So much for the Maragatos.

CHAPTER XXIV

Departure from Astorga—The Venta—The By-path—Narrow Escape—The Cup of Water—Sun and Shade—Bembibre—Convent of the Rocks—Sunset—Cacabelos—Midnight Adventure—Villafrancs.

It was four o’clock of a beautiful morning when we sallied from Astorga, or rather from its suburbs, in which we had been lodged: we directed our course to the north, in the direction of Galicia. Leaving the mountain Telleno on our left, we passed along the eastern skirts of the land of the Maragatos, over broken uneven ground, enlivened here and there by small green valleys and runnels of water. Several of the Maragatan women, mounted on donkeys, passed us on their way to Astorga, whither they were carrying vegetables. We saw others in the fields handling their rude ploughs, drawn by lean oxen. We likewise passed through a small village, in which we, however, saw no living soul. Near this village we entered the high road which leads direct from Madrid to Coruña, and at last, having travelled near four leagues, we came to a species of pass, formed on our left by a huge lumpish hill (one of those which descend from the great mountain Telleno), and on our right by one of much less altitude. In the middle of this pass, which was of considerable breadth, a noble view opened itself to us. Before us, at the distance of about a league and a half, rose the mighty frontier chain, of which I have spoken before; its blue sides and broken and picturesque peaks still wearing a thin veil of the morning mist, which the fierce rays of the sun were fast dispelling. It seemed an enormous barrier, threatening to oppose our farther progress, and it reminded me of the fables respecting the children of Magog, who are said to reside in remotest Tartary, behind a gigantic wall of rocks, which can only be passed by a gate of steel a thousand cubits in height.
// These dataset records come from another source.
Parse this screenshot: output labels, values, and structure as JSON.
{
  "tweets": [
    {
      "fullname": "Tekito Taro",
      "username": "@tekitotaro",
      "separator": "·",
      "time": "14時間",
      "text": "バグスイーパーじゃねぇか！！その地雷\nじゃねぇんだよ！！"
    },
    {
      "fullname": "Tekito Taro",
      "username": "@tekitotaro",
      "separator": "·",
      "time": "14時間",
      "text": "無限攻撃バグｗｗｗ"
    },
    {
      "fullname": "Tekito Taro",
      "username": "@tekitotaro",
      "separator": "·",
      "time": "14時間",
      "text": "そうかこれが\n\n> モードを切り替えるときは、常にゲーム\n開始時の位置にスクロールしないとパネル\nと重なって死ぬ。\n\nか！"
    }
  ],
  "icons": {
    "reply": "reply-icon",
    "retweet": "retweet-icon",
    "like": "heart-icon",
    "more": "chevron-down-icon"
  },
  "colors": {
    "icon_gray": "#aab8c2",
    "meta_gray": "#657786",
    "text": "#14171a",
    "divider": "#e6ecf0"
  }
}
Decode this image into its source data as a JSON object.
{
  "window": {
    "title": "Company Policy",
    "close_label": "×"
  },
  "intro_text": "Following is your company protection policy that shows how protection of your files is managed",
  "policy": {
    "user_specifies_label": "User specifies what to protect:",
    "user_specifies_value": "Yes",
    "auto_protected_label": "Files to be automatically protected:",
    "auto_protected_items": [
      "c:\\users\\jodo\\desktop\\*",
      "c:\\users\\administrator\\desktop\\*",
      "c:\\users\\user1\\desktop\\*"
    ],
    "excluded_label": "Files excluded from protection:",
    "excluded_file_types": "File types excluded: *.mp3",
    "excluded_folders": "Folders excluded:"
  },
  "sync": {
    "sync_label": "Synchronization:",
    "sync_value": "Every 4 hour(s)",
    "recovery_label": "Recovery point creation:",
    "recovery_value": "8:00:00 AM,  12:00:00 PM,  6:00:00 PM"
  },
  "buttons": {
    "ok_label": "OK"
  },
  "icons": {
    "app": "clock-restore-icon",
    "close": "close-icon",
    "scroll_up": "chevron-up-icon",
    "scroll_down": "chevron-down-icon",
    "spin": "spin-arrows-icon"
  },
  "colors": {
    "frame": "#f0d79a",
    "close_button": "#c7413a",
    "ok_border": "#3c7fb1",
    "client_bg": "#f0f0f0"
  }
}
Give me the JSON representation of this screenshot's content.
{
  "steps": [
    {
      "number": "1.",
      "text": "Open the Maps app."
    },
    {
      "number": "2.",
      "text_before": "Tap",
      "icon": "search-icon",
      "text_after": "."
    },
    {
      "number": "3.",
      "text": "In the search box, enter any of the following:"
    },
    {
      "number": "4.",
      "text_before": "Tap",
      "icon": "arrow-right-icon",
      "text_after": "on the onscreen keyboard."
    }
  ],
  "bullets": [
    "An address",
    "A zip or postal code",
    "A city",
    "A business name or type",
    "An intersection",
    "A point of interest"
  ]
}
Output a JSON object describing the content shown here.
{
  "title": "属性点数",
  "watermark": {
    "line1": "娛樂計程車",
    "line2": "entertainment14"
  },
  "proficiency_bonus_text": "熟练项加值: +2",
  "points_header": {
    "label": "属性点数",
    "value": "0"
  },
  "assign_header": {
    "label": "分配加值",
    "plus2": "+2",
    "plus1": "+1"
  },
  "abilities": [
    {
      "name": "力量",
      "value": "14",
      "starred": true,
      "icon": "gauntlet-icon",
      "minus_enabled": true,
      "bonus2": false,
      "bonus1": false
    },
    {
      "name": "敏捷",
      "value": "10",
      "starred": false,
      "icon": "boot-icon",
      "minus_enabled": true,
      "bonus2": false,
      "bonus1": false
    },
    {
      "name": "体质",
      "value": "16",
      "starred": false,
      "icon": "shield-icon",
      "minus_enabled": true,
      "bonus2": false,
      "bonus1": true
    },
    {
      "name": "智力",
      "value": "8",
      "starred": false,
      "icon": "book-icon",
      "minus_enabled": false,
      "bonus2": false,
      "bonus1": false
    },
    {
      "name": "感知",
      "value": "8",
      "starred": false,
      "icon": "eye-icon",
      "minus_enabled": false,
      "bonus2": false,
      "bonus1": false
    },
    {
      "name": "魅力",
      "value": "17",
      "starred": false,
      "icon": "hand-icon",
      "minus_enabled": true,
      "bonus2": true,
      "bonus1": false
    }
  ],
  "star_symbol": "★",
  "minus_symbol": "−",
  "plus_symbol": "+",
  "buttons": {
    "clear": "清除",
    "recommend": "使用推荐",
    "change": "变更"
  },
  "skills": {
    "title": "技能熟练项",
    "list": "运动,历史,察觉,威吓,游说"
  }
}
We shortly after arrived at Manzanal, a village consisting of wretched huts, and exhibiting every sign of poverty and misery. It was now time to refresh ourselves and horses, and we accordingly put up at a venta, the last habitation in the village, where, though we found barley for the animals, we had much difficulty in procuring anything for ourselves. I was at length fortunate enough to obtain a large jug of milk, for there were plenty of cows in the neighbourhood, feeding in a picturesque valley which we had passed by, where was abundance of grass, and trees, and a rivulet broken by tiny cascades. The jug might contain about half a gallon, but I emptied it in a few minutes, for the thirst of fever was still burning within me, though I was destitute of appetite. The venta had something the appearance of a German baiting-house. It consisted of an immense stable, from which was partitioned a kind of kitchen and a place where the family slept. The master, a robust young man, lolled on a large solid stone bench, which stood within the door. He was very inquisitive respecting news, but I could afford him none; whereupon he became communicative, and gave me the history of his life, the sum of which was, that he had been a courier in the Basque provinces, but about a year since had been dispatched to this village, where he kept the post-house. He was an enthusiastic liberal, and spoke in bitter terms of the surrounding population, who, he said, were all Carlists and friends of the friars. I paid little attention to his discourse, for I was looking at a Maragato lad of about fourteen, who served in the house as a kind of ostler. I asked the master if we were still in the land of the Maragatos; but he told me that we had left it behind nearly a league, and that the lad was an orphan and was serving until he could rake up a sufficient capital to become an arriero. I addressed several questions to the boy, but the urchin looked sullenly in my face, and either answered by monosyllables or was doggedly silent. I asked him if he could read. “Yes,” said he, “as much as that brute of yours who is tearing down the manger.”